Äußerst aktiv beteiligt waren auch die Gastgeber von Gauthier Dance, die an fast jedem Festivalabend um 19:00 Uhr mit Ohad Naharins Tanzexplosion Kamuyot die Sporthalle rockten.
Ein kleines Wunder in diesen Tagen: Nur eine Vorstellung musste wegen Krankheit abgesagt werden: die Deutschland-Premiere und COLOURS-Koproduktion Father Politics von Muhammed Kaltuks Company MEK.
Aber auch in anderer Hinsicht ging die Mission des Leitungsteams in Erfüllung.
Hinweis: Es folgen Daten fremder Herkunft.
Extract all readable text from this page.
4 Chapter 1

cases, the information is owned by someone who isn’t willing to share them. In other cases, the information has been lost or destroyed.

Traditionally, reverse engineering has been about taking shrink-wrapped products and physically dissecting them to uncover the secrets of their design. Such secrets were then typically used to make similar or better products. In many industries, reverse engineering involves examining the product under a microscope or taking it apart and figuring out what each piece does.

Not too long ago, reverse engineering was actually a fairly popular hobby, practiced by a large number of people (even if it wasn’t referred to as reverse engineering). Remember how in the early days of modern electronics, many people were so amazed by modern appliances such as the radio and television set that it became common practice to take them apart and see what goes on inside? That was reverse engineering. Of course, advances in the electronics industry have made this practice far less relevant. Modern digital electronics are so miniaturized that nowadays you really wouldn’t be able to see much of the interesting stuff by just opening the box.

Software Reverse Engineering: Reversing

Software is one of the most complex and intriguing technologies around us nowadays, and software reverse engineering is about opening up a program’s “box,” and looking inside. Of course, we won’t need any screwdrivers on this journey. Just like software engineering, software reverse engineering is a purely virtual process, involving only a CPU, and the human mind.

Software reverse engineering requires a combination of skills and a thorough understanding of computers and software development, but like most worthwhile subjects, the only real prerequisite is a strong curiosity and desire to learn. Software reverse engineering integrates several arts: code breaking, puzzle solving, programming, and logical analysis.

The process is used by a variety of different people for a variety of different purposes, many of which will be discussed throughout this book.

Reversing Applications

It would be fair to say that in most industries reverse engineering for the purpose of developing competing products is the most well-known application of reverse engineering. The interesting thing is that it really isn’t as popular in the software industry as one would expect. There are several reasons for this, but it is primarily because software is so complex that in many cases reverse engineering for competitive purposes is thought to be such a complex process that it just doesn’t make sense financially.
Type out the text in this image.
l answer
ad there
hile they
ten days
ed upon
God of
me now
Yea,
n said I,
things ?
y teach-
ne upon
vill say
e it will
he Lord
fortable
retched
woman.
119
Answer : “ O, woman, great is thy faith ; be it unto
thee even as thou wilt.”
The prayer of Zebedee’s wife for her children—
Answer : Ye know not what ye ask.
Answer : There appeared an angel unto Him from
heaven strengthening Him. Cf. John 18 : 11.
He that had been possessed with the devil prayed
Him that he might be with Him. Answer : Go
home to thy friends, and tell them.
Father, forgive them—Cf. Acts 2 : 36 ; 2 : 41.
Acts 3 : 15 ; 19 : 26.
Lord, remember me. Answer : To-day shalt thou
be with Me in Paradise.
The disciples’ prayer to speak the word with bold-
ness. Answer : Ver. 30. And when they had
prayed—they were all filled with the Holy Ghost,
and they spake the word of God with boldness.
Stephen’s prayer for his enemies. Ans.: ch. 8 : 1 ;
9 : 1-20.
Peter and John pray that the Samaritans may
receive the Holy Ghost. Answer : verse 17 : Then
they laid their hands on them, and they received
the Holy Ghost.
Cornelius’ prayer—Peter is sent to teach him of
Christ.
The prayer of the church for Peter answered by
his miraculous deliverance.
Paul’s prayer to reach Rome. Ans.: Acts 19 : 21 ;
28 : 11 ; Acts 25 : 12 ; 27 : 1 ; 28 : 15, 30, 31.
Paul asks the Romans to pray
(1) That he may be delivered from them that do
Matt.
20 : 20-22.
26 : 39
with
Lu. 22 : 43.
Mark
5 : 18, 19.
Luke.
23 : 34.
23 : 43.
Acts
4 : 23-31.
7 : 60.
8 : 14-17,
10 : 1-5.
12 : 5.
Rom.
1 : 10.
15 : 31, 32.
Denn zu dessen großen Freude zog das Programm am Puls der Zeit auffällig viele, besonders junge Festivalbesucher*innen an, die erkennbar nie zuvor im Theaterhaus gewesen waren – und nun hoffentlich wiederkommen.
Stichwort Wiederkommen: Schon fest eingeplant ist die Rückkehr des ersten COLOURS-Residenzkünstlers Shahar Binyamini und damit der erste Programmpunkt für COLOURS 2023! Während drei intensiver Wochen arbeitete der israelische Choreograph mit acht jungen Tänzer*innen an der neuen Produktion More Than …, die in den kommenden Monaten weiterentwickelt und bei der fünften Ausgabe 2023 als Koproduktion zu sehen sein wird. Binyamini und sein Ensemble waren äußerst angetan von diesem Modell und stießen bei einem Showing und einer öffentlichen Probe bereits auf begeisterte Resonanz beim Publikum und teilnehmenden Veranstaltern.